Jayati Tiwari: Installing Mahout on Linux

Saturday, May 25, 2013

Installing Mahout on Linux

Mahout is an acquisition of highly scalable machine learning algorithms over very large data sets. Although the real power of Mahout can be vouched for only on large HDFS data, but Mahout also supports running algorithm on local filesystem data, that can help you get a feel of how to run Mahout algorithms.

Installing Mahout on Linux

Before you can run any Mahout algorithm you need a Mahout installation ready on your Linux machine which can be carried out in two ways as described below:

Method I- Extracting the tarball

Yes, it is that simple. Just download the latest Mahout release of from

http://www.apache.org/dyn/closer.cgi/mahout/

Extract the downloaded tarball using:

tar –xzvf /path_to_downloaded_tarball/mahout-distribution-0.x.tar.gz

This should result in a folder with name /path_to_downloaded_tarball/mahout-distribution-0.x

Now, you can run any of the algorithms using the script “bin/mahout” present in the extracted folder. For testing your installation, you can also run

bin/mahout

without any other arguments.

Method II- Building Mahout

1. Prerequisites for Building Mahout

- Java JDK 1.6

- Maven 2.2 or higher (http://maven.apache.org/)

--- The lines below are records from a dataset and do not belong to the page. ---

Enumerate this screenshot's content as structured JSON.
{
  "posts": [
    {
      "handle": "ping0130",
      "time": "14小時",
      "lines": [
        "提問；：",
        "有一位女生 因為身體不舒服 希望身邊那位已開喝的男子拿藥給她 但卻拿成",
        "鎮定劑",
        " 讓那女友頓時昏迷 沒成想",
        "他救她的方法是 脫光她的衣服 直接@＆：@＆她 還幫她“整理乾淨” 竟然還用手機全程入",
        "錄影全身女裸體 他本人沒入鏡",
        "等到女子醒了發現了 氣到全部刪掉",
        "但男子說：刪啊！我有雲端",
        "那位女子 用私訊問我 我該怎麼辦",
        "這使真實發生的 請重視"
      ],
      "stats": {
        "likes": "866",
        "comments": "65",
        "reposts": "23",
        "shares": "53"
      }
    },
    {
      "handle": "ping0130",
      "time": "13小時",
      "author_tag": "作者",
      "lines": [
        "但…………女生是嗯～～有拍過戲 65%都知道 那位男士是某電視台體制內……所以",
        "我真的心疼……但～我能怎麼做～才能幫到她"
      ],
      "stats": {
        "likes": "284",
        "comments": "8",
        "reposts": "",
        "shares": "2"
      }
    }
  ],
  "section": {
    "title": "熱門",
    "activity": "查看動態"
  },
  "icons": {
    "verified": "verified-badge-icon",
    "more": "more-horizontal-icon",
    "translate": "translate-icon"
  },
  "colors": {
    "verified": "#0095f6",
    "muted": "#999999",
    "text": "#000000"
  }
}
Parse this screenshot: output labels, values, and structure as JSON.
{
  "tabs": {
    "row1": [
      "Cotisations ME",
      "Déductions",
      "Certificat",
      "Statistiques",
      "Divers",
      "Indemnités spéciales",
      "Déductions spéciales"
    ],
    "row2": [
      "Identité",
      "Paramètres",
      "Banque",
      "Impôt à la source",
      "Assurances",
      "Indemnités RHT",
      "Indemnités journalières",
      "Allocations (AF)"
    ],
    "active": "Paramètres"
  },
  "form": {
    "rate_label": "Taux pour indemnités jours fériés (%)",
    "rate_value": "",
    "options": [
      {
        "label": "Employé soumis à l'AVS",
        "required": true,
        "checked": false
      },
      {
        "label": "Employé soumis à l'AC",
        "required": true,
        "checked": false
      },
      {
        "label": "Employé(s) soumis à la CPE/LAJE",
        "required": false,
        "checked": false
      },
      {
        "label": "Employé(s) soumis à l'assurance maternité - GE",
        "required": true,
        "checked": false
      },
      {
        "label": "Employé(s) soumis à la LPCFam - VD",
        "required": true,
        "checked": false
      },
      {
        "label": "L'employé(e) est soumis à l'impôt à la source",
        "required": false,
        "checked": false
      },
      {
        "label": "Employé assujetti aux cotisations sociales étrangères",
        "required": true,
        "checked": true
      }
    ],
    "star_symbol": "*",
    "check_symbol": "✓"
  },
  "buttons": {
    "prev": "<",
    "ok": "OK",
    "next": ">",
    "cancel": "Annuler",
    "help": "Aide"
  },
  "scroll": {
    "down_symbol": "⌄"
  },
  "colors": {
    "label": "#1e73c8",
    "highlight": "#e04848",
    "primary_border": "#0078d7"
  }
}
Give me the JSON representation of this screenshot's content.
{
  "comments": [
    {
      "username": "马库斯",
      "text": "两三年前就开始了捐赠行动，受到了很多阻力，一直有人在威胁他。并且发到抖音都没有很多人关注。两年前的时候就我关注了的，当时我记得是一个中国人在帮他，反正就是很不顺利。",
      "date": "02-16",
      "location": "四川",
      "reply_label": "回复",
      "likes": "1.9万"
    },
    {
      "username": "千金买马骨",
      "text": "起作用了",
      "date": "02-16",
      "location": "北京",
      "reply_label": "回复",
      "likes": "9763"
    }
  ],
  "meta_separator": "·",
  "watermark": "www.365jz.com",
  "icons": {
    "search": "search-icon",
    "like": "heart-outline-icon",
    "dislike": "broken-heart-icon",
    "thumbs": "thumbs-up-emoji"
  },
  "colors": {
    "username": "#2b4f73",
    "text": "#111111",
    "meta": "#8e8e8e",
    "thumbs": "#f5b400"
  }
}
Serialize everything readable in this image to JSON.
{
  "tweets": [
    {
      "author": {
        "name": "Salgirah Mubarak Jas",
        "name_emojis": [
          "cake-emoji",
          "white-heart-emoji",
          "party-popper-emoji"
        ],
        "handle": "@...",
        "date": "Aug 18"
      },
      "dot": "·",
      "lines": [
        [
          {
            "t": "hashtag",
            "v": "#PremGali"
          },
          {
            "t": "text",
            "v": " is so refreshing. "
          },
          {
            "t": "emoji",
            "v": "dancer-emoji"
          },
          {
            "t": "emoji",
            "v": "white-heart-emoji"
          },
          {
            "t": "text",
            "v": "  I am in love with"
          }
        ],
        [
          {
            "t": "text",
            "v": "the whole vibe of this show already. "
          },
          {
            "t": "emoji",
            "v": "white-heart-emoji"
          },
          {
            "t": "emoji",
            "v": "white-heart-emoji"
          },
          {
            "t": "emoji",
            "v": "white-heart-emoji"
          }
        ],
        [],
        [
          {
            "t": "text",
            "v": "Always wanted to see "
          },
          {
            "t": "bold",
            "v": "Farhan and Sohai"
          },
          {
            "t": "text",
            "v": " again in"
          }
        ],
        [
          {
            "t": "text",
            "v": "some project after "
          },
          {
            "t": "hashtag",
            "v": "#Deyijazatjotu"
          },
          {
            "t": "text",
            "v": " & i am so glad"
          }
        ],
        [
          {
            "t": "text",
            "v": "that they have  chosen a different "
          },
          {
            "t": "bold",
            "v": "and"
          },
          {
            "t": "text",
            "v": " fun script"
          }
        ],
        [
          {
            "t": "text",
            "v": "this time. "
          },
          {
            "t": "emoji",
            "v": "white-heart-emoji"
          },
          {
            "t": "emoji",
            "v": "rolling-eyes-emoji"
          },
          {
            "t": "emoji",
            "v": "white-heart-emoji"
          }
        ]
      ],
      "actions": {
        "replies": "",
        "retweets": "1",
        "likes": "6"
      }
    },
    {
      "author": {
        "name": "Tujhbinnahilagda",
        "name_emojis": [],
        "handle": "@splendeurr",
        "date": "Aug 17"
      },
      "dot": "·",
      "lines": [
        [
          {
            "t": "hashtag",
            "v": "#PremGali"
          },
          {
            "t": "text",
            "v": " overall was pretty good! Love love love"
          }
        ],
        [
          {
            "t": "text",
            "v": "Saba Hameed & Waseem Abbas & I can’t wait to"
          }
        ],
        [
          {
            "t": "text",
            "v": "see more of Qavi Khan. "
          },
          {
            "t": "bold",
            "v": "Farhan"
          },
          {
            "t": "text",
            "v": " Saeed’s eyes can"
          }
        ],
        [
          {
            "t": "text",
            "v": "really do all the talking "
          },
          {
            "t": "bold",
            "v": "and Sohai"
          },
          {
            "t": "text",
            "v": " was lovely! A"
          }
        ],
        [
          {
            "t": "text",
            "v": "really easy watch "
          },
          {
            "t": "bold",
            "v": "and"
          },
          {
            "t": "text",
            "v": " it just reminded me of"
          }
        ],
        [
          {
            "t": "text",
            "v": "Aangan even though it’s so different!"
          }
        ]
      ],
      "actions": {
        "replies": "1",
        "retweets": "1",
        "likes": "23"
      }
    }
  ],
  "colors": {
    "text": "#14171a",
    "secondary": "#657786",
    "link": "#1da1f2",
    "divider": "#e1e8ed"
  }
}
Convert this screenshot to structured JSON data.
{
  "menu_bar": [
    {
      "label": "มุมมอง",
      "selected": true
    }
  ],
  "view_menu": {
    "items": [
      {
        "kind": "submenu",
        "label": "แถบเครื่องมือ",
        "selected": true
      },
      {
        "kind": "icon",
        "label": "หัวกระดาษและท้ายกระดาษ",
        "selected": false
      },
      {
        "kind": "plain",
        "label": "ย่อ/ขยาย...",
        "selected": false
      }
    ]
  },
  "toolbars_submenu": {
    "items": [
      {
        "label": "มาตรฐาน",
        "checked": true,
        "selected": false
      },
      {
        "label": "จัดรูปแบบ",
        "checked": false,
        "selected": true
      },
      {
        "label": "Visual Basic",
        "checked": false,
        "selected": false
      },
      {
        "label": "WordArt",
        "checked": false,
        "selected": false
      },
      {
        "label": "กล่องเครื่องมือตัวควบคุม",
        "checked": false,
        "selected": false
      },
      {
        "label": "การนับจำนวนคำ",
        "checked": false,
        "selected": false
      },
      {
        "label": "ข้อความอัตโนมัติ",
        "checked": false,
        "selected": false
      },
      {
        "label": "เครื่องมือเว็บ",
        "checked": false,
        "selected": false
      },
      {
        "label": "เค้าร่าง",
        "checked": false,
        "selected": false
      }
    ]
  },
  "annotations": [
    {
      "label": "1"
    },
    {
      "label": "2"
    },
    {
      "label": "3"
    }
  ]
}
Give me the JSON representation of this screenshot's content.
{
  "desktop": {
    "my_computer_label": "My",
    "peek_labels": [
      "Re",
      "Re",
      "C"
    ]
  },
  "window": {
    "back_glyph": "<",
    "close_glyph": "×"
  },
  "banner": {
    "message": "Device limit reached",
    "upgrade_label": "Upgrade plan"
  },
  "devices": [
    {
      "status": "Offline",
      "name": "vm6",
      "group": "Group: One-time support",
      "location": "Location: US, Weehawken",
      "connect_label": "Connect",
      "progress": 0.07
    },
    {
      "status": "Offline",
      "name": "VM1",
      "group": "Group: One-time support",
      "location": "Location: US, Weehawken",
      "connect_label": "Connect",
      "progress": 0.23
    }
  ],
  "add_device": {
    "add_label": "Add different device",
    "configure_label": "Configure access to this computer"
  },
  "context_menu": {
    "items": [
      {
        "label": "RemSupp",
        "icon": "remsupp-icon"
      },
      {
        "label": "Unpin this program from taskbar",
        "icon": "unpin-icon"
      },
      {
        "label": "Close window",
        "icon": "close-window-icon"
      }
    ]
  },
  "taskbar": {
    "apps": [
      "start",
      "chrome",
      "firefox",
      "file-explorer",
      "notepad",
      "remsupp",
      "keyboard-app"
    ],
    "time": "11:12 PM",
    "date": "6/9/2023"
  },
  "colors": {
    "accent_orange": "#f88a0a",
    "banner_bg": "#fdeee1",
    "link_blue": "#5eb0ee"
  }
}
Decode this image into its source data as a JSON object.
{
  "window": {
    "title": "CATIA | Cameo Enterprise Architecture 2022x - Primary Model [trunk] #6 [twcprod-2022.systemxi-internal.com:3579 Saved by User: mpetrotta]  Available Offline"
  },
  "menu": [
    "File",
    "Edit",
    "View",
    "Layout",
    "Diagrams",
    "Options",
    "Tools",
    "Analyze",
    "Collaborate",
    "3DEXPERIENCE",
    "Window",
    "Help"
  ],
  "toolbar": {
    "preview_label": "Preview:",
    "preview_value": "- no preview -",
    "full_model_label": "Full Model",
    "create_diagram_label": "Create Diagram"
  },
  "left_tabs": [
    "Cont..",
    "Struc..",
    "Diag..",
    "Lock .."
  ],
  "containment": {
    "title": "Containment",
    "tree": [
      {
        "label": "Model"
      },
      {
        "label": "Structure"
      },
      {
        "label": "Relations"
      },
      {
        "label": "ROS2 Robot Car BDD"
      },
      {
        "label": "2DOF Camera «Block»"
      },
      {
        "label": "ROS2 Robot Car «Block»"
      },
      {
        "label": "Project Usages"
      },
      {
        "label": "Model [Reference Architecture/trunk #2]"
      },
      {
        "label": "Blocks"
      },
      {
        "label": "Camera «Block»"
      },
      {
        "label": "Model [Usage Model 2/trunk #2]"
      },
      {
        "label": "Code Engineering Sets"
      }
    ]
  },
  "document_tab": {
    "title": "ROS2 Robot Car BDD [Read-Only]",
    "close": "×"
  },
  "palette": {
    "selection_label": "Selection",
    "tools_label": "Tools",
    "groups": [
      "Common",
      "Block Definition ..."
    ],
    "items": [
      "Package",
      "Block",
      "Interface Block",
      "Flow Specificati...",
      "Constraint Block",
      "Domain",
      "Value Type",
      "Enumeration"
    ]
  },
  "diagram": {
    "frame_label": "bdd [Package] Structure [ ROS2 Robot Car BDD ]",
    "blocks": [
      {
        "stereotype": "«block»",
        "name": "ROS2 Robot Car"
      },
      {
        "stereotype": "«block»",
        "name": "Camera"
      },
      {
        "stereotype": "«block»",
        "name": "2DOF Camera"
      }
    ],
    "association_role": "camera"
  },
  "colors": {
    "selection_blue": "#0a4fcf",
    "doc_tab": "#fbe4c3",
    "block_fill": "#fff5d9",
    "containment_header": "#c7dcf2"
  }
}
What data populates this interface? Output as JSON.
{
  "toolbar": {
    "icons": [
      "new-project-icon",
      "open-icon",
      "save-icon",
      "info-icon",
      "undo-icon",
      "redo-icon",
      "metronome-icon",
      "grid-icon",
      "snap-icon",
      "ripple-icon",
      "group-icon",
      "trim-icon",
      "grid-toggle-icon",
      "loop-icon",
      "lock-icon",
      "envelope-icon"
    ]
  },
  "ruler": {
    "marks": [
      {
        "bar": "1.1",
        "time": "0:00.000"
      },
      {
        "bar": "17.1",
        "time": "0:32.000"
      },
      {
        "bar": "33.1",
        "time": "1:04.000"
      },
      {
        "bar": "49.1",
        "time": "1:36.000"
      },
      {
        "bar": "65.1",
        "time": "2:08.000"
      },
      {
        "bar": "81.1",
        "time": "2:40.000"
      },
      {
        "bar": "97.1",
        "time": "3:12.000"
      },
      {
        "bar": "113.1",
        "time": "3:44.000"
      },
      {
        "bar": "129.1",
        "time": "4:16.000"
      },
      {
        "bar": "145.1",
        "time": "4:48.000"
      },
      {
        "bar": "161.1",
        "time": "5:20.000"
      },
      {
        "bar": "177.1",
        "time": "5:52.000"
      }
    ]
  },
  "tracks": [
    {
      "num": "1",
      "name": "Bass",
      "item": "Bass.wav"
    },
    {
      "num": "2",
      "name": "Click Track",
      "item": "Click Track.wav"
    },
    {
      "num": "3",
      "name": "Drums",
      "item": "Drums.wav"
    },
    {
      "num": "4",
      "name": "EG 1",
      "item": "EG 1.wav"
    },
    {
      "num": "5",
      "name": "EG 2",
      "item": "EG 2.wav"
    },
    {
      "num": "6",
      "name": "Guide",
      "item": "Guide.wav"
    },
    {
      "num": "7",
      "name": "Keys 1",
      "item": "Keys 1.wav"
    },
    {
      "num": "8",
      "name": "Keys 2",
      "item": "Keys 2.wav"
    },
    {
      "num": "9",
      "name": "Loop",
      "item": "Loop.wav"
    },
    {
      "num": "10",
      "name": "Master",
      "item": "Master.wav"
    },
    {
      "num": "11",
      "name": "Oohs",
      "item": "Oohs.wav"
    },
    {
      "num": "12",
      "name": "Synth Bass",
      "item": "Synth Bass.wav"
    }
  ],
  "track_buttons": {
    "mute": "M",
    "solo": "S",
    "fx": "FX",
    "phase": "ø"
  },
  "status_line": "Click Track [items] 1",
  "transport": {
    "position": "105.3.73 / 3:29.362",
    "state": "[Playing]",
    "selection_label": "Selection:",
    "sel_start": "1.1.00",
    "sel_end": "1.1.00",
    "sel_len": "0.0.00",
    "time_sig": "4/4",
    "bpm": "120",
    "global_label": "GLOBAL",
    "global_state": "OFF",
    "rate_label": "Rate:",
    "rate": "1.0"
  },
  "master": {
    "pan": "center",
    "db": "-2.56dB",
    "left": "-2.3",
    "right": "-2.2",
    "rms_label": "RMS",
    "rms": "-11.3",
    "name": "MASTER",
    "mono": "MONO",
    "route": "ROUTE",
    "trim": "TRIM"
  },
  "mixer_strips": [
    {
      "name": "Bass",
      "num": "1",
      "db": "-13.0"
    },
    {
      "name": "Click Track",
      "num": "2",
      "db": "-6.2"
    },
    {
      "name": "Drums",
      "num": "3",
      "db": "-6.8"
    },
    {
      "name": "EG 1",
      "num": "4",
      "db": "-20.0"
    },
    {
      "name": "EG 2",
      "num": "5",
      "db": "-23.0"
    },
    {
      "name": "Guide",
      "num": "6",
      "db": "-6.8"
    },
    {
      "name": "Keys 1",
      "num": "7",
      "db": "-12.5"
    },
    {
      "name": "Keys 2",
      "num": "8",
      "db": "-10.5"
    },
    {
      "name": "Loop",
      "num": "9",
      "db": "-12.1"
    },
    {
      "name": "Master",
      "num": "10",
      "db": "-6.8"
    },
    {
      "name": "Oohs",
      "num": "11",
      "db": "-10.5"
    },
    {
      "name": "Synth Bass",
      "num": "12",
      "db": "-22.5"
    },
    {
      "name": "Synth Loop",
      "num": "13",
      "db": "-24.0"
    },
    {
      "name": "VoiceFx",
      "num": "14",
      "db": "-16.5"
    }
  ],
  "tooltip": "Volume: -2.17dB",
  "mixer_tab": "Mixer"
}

Install maven and svn using following commands:

sudo apt-get install maven2

sudo apt-get install subversion

2. Create a directory where you would want to check out the Mahout code, we’ll call it here MAHOUT_HOME:

mkdir MAHOUT_HOME

cd MAHOUT_HOME

3. Use Subversion to check out the code:

svn co http://svn.apache.org/repos/asf/mahout/trunk

4. Compiling

cd MAHOUT_HOME

mvn -DskipTests install

5. Setting the environment variables

export HADOOP_CONF_DIR=$HADOOP_HOME/conf

export MAHOUT_HOME=/location_of_checked_out_mahout

export PATH=$PATH:$MAHOUT_HOME

After following either of the above methods, you can now run any of the available mahout algorithms with appropriate arguments. Also, note that you can run the algorithm over HDFS data or local file system data. In order to run algorithms over data on your local file system set an environment variable with the name “MAHOUT_LOCAL” to anything other than an empty string. That would force mahout to run locally even if HADOOP_CONF_DIR and HADOOP_HOME are set.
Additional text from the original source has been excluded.